In 1968, Blefary not only played the outfield and first base, but played 40 games at catcher, being moved to catcher by Orioles manager Hank Bauer. On April 27, 1968, he caught Tom Phoebus's no-hitter against the Red Sox. His batting average fell to .200 for the 1968 season, however, and he hit only 15 home runs with 39 RBIs in 451 at bats. Earl Weaver replaced Bauer as Orioles' manager in 1968, and considered Blefary's ability to play different positions valuable, even if his hitting declined for this one year. Blaming his constant defensive shuffling for his offensive decline, Blefary was traded to Houston in December 1968, in the deal that brought Mike Cuellar to the Orioles. Blefary said at the time that Weaver never appreciated his efforts, and was not surprised to be traded.

=== Houston Astros, New York Yankees, San Diego Padres ===
Blefary was the Astros starting first baseman in 1969. He hit .253, with 12 home runs, 67 RBIs, 66 runs and 77 walks. On May 4, 1969, Blefary, who was playing first base participated in all of the Astros record-tying seven double plays in a game against the San Francisco Giants. In 1969 with the Astros, Blefary and teammate Don Wilson became the first interracial roommates in National League history.

After a full season with the Astros, at the end of the season he was traded to the Yankees for fellow Brooklynite, Joe Pepitone. Blefary was used as a part-time player by the Yankees. He played in 99 games, batting .212 in 269 at bats with only nine home runs. He was dealt from the Yankees to the Oakland Athletics for Rob Gardner and Darrell Osteen on May 25, . He was sent to the Padres in . He played sparingly in his last two seasons, with little offensive production.

In an eight-season career, Blefary was a .237 hitter with 112 home runs and 382 RBIs in 974 games.

== Personal life ==
After retiring in 1972, he tried unsuccessfully to continue his career in baseball as a coach. He worked as a sheriff, bartender, truck driver, and later owned a night club.

He played and coached in the 1977 season with the New Jersey Statesmen, a professional softball team in the American Professional Slo-Pitch League (APSPL), as did fellow MLB alumnus Joe Pepitone. Blefary managed the team in 1978 but was fired mid-season.

Even as his health failed in his later years, he hoped to secure a professional coaching job, but his only connection with baseball was as a volunteer coach for Northeast High School in Fort Lauderdale.

Blefary's grandson, Anthony Servideo, was drafted in the third round of the 2020 Major League Baseball Draft by the Orioles. Servideo is a shortstop and played college baseball at the University of Mississippi.
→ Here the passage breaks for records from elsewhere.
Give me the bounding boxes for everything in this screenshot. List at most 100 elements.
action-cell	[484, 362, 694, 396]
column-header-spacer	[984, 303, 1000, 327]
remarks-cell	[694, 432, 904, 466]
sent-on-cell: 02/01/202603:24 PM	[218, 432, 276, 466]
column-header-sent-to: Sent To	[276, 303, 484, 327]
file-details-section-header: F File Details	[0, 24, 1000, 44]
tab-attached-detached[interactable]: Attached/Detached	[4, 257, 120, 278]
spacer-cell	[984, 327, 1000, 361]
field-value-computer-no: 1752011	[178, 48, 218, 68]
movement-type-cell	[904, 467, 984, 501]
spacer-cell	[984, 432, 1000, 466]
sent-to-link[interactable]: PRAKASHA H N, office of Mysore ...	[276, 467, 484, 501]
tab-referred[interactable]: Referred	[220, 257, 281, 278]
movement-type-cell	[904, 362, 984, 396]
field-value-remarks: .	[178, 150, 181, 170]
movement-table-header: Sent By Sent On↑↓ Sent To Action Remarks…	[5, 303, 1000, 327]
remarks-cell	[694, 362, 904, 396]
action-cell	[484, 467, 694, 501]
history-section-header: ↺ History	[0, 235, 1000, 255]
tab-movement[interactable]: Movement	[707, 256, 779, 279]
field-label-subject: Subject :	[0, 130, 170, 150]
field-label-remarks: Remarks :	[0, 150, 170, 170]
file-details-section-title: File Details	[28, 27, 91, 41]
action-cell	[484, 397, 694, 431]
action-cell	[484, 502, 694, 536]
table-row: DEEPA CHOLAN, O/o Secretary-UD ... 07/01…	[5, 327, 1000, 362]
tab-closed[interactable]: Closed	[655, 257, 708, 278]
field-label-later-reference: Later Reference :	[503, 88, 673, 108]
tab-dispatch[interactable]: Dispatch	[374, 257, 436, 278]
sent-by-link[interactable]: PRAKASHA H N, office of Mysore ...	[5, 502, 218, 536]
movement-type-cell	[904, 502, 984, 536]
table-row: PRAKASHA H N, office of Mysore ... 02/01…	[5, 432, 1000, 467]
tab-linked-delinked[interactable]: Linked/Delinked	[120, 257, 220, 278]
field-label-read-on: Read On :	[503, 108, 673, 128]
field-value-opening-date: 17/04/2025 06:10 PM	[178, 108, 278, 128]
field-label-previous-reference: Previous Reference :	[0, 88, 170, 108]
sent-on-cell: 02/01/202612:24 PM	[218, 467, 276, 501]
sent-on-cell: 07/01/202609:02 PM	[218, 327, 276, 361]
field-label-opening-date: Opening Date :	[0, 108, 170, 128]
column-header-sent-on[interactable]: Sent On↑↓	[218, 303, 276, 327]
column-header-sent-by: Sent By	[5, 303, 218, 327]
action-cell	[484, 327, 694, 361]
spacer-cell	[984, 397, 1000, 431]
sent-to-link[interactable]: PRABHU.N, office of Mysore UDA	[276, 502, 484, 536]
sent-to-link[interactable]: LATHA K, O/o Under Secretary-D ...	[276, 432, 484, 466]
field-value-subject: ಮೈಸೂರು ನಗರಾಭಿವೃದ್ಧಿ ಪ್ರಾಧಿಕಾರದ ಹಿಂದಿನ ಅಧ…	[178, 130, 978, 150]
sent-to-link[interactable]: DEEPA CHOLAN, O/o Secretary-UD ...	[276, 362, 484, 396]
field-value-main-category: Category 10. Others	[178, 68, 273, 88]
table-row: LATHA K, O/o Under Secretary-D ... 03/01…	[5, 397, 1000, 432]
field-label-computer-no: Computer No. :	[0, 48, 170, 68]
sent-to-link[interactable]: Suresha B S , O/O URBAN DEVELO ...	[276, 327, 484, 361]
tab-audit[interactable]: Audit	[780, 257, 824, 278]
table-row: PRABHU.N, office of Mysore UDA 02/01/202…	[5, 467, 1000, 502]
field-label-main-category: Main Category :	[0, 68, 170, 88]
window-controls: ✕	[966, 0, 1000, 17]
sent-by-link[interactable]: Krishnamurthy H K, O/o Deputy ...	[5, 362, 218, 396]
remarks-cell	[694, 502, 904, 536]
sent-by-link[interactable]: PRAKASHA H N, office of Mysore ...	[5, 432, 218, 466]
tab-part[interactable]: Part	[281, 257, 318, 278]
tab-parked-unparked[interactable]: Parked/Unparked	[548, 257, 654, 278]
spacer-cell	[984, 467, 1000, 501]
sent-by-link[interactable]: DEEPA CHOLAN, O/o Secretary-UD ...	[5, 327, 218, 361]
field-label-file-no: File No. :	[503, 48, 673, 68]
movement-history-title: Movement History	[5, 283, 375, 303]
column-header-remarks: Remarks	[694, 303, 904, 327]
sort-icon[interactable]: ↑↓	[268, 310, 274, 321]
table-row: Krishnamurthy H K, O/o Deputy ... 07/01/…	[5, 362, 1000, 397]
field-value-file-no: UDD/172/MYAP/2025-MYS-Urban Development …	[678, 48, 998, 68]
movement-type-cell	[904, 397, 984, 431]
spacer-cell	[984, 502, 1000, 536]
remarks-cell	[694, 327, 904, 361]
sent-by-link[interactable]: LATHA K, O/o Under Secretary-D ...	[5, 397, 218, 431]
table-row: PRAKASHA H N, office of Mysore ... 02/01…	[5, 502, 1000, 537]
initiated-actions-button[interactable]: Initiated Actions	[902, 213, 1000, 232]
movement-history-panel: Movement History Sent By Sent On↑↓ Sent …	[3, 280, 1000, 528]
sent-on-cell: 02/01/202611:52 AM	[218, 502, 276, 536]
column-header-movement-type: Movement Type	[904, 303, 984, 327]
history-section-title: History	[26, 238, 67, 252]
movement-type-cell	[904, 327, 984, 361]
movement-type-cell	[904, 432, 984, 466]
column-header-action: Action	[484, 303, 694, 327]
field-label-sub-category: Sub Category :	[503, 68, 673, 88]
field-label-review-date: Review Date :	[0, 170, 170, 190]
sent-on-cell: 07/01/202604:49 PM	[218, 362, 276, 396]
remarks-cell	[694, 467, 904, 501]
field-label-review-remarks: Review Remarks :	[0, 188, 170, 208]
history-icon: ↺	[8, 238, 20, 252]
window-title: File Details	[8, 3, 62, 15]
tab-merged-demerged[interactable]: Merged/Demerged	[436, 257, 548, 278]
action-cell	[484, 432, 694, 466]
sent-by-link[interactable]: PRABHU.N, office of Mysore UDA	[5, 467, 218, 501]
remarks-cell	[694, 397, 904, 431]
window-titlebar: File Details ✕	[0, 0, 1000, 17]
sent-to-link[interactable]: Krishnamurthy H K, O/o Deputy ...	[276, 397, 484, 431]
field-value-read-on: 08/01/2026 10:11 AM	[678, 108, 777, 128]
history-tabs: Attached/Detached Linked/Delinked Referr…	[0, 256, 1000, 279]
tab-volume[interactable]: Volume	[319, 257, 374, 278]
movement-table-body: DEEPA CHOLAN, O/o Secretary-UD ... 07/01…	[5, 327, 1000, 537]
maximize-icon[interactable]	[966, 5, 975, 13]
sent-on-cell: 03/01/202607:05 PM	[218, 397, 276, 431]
==Alcoholism, later life and death==
Blefary started drinking at age 18, and continued drinking hard liquor for 33 years, which he acknowledged harmed his career. Former major league pitcher Sam McDowell helped Blefary find his way to rehabilitation.

In the last years of his life, Blefary suffered from chronic pancreatitis. He had hip replacement surgery due to avascular necrosis in the mid-1990s and experienced a variety of health and financial problems, including alcoholism and depression.
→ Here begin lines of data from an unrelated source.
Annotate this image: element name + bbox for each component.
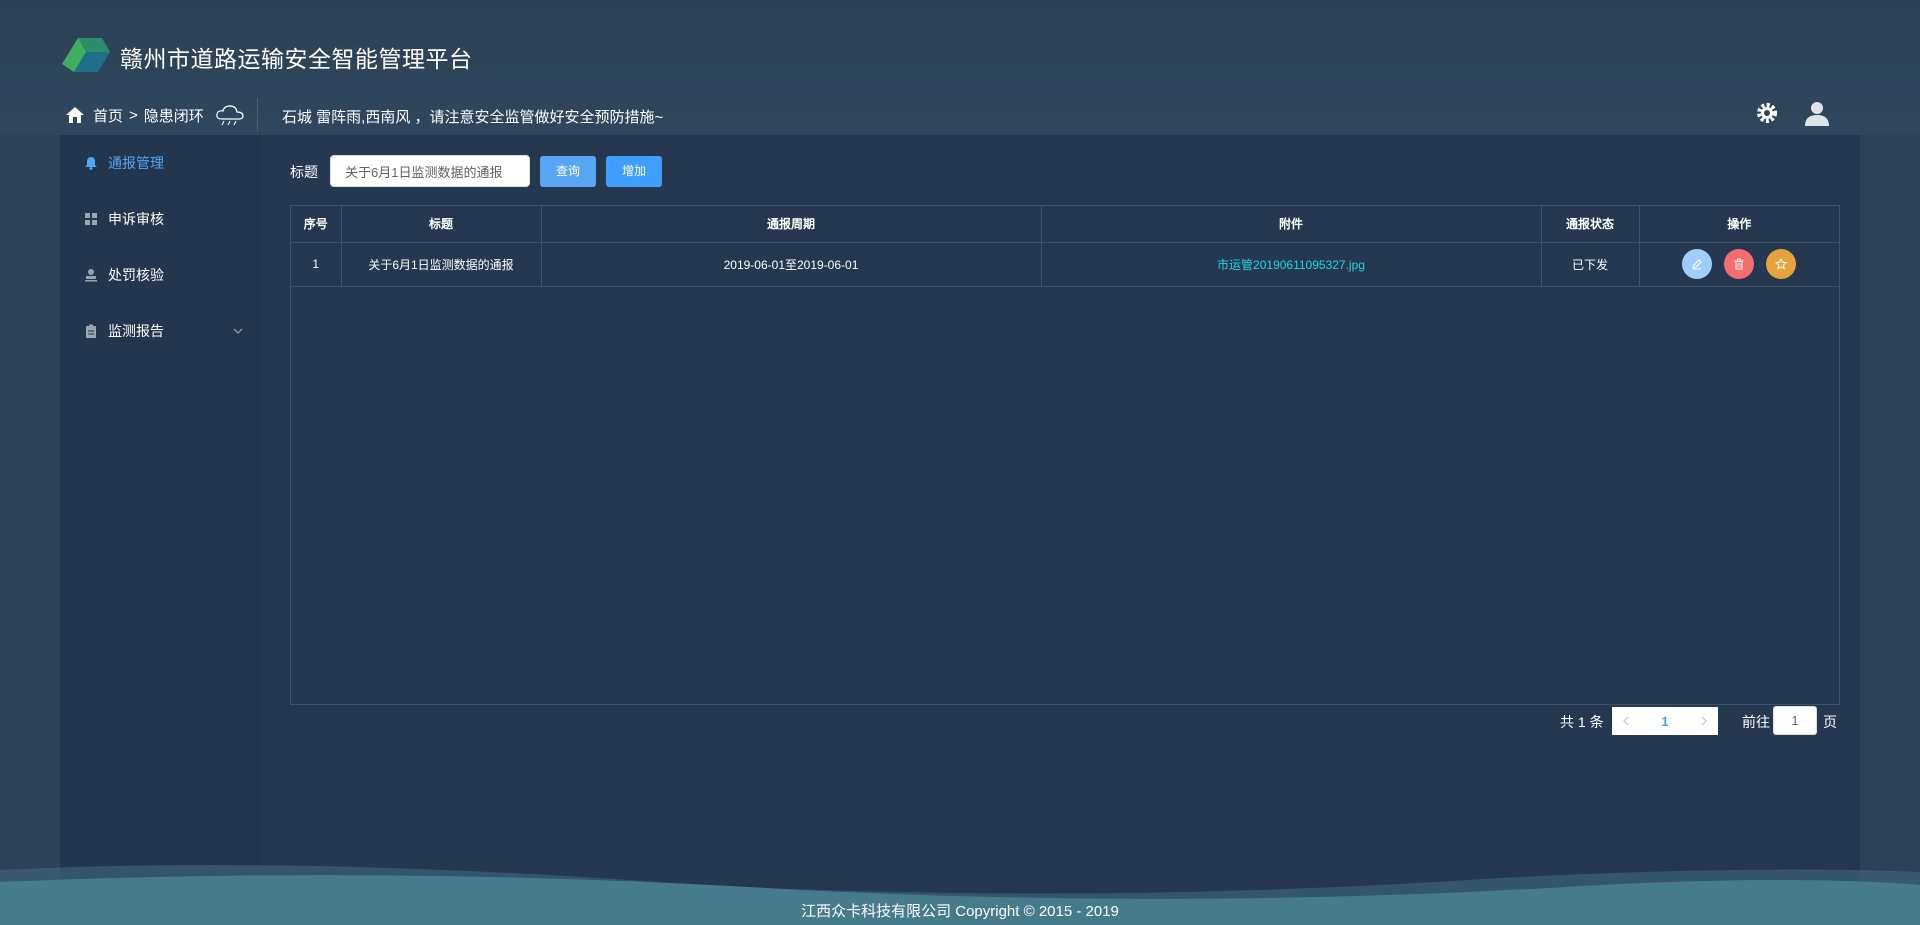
column-header-title: 标题 bbox=[341, 206, 542, 243]
cell-actions bbox=[1639, 242, 1839, 287]
sidebar-item-label: 通报管理 bbox=[108, 155, 164, 171]
page-number[interactable]: 1 bbox=[1661, 714, 1668, 729]
column-header-attachment: 附件 bbox=[1041, 206, 1542, 243]
chevron-right-icon[interactable] bbox=[1700, 716, 1708, 726]
delete-button[interactable] bbox=[1724, 249, 1755, 279]
sidebar-item-label: 监测报告 bbox=[108, 323, 164, 339]
cell-title: 关于6月1日监测数据的通报 bbox=[341, 242, 542, 287]
pagination-total: 共 1 条 bbox=[1560, 714, 1604, 730]
attachment-link[interactable]: 市运管20190611095327.jpg bbox=[1217, 258, 1365, 272]
search-label: 标题 bbox=[290, 164, 318, 180]
cell-attachment: 市运管20190611095327.jpg bbox=[1041, 242, 1542, 287]
pencil-icon bbox=[1692, 259, 1702, 270]
header: 赣州市道路运输安全智能管理平台 首页 > 隐患闭环 石城 雷阵雨,西南风 ，请注… bbox=[0, 0, 1920, 135]
chevron-left-icon[interactable] bbox=[1622, 716, 1630, 726]
weather-notice: 石城 雷阵雨,西南风 ，请注意安全监管做好安全预防措施~ bbox=[282, 109, 664, 126]
sidebar: 通报管理 申诉审核 处罚核验 监测报告 bbox=[60, 135, 260, 920]
sidebar-item-appeal-review[interactable]: 申诉审核 bbox=[84, 209, 244, 229]
breadcrumb-separator: > bbox=[129, 106, 138, 124]
trash-icon bbox=[1734, 258, 1744, 270]
add-button[interactable]: 增加 bbox=[606, 156, 662, 187]
home-icon[interactable] bbox=[65, 105, 85, 125]
goto-suffix: 页 bbox=[1823, 714, 1837, 730]
sidebar-item-report-management[interactable]: 通报管理 bbox=[84, 153, 244, 173]
column-header-actions: 操作 bbox=[1639, 206, 1839, 243]
goto-page-input[interactable] bbox=[1773, 706, 1817, 735]
breadcrumb-home[interactable]: 首页 bbox=[93, 105, 123, 126]
rain-cloud-icon bbox=[216, 105, 244, 126]
breadcrumb-current: 隐患闭环 bbox=[143, 107, 204, 125]
edit-button[interactable] bbox=[1682, 249, 1713, 279]
grid-icon bbox=[85, 213, 97, 225]
column-header-index: 序号 bbox=[291, 206, 342, 243]
sidebar-item-penalty-verify[interactable]: 处罚核验 bbox=[84, 265, 244, 285]
sidebar-item-label: 处罚核验 bbox=[108, 267, 164, 283]
gear-icon[interactable] bbox=[1754, 100, 1780, 126]
table-row: 1 关于6月1日监测数据的通报 2019-06-01至2019-06-01 市运… bbox=[291, 242, 1839, 287]
goto-label: 前往 bbox=[1742, 714, 1770, 730]
cell-period: 2019-06-01至2019-06-01 bbox=[541, 242, 1042, 287]
report-table: 序号 标题 通报周期 附件 通报状态 操作 1 关于6月1日监测数据的通报 20… bbox=[290, 205, 1840, 705]
sidebar-item-monitor-report[interactable]: 监测报告 bbox=[84, 321, 244, 341]
footer-copyright: 江西众卡科技有限公司 Copyright © 2015 - 2019 bbox=[801, 903, 1119, 920]
cell-index: 1 bbox=[291, 242, 342, 287]
breadcrumb: 首页 > 隐患闭环 bbox=[65, 103, 246, 127]
column-header-period: 通报周期 bbox=[541, 206, 1042, 243]
bell-icon bbox=[85, 157, 97, 170]
pagination: 1 bbox=[1612, 707, 1718, 735]
sidebar-item-label: 申诉审核 bbox=[108, 211, 164, 227]
title-search-input[interactable] bbox=[330, 155, 530, 187]
user-stamp-icon bbox=[85, 269, 97, 282]
table-header-row: 序号 标题 通报周期 附件 通报状态 操作 bbox=[291, 206, 1839, 243]
publish-button[interactable] bbox=[1766, 249, 1797, 279]
chevron-down-icon[interactable] bbox=[232, 325, 244, 337]
user-avatar-icon[interactable] bbox=[1803, 99, 1831, 127]
column-header-status: 通报状态 bbox=[1541, 206, 1640, 243]
header-divider bbox=[257, 98, 258, 132]
query-button[interactable]: 查询 bbox=[540, 156, 596, 187]
app-title: 赣州市道路运输安全智能管理平台 bbox=[120, 46, 473, 72]
clipboard-icon bbox=[86, 324, 96, 338]
star-icon bbox=[1775, 258, 1788, 270]
logo-icon bbox=[62, 38, 110, 72]
cell-status: 已下发 bbox=[1541, 242, 1640, 287]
Blefary died at his home in Pompano Beach, Florida on January 28, 2001, at the age of 57 from chronic pancreatitis and other related ailments. His last wish was to be buried in Baltimore's Memorial Stadium. Although the park was nearly demolished when he died, his wife Lana was able to honor his request to scatter his ashes in Memorial Stadium. The Babe Ruth Museum supplied the home plate used in the penultimate game at the stadium and located it in the precise spot where it had been used. The ceremony was held on May 24, 2001. "He loved Baltimore, and he loved his fans," said his wife. "He was a lifelong student of the game."